En su programa electoral de 1995 incluyeron una propuesta para soterrar las vías del tren y a partir de entonces se puso en marcha la maquinaria. «El Principado lo llegó a aprobar y hubo un estudio en 1998 que decía que era técnicamente viable, pero murió por el conflicto -del PP- con Sergio Marqués», explica Joaquín Aréstegui, concejal por aquel entonces y presidente del PP avilesino hasta hace un año. Dos elecciones más tarde volvieron a la carga con la misma promesa electoral y un estudio que esta vez llevaba el visto bueno del por entonces ministro de Fomento, Francisco Álvarez Cascos. «Consistía en reurbanizar desde el paso Larrañaga hasta la altura del antiguo San Félix y trasladar la actividad al otro lado de la ría», continúa explicando y añade que entonces tampoco salió adelante porque el cambio de gobierno en Madrid supuso también una nueva forma de afrontar la eliminación de la barrera ferroviaria. El PSOE, que por aquel entonces gobernaba a nivel nacional, autonómico y local, quería integrar las vías en la ciudad y recuperar la fachada portuaria.
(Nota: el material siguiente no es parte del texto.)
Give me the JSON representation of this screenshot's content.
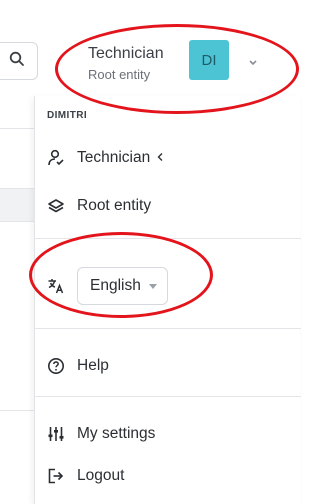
{
  "header": {
    "user_name": "Technician",
    "user_entity": "Root entity",
    "avatar_initials": "DI",
    "avatar_color": "#4cc4d4"
  },
  "menu": {
    "header": "DIMITRI",
    "profile_item": "Technician",
    "entity_item": "Root entity",
    "language_value": "English",
    "help_label": "Help",
    "settings_label": "My settings",
    "logout_label": "Logout"
  },
  "annotation_color": "#e3141b"
}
Se vuelve a poner toda la maquinaria en marcha y durante los próximos años se llegan a elaborar hasta tres estudios diferentes con cargo al Principado, a pesar de que es una intervención que corresponde al Ministerio de Fomento. «En todos se incluía como posible el soterramiento, pero se descartaba siempre porque decían que era la opción más cara», apunta Aréstegui. En 2006 se anuncia, por primera vez en 10 años, que el Ministerio de Fomento contaría con una partida presupuestaria al año siguiente para este proyecto, poniéndolo realmente en marcha al reservar dinero para realizar un estudio y un proyecto del tratamiento de la barrera ferroviaria en Avilés. Fueron poco más de 1.000 euros, lo único que hasta el momento se ha invertido con la intención de sacar las vías de la ciudad, sin contar unos convoyes especiales que se compraron y revendieron posteriormente al no verse perspectivas de llegar a usarlos en la ciudad. El documento, presentado en 2011 por el secretario de Estado de Planificación e Infraestructuras del Ministerio de Fomento, Víctor Morlán, incluía una variante ferroviaria cuyo trazado discurría prácticamente paralelo a la N-632, movía la estación hasta el antiguo matadero y habilitaba un tren-tram para el tramo urbano. Meses después volvió a cambiar el color del gobierno en Madrid y el equipo de Mariano Rajoy dijo «que era imposible por cuestiones de seguridad y porque el tren-tram tenía que ir a velocidad de maniobras para llegar hasta las fábricas y eso es inviable», asegura Rodríguez Maniega.

La alta velocidad

«En cuatro años no ha habido ningún avance porque con el gobierno del PP ni siquiera se habló», apunta Fernández Huerga, que critica a los populares por haber parado el proyecto de la época de Zapatero con el estudio de impacto ambiental. Y cuando desde Madrid se daba por parado el proyecto para eliminar la barrera ferroviaria en Avilés Fomento se acordó de la ciudad con un plan que aquí no tuvo gran acogida: la posibilidad de que el AVE llegara a Oviedo, Gijón y Avilés. La ministra del ramo, Ana Pastor, relacionó ambos proyectos cuando el año pasado visitó la ciudad con motivo de la celebración del 125º aniversario de la llegada del tren a la villa y a apenas unos meses de las elecciones del 20 de diciembre. Comprometió una reunión con la alcaldesa, Mariví Monteserín, para hablar del tema, que no llegó a celebrarse. De eso hace 14 meses y desde entonces nada más se supo. Ahora Pastor es la presidenta del Congreso de los Diputados.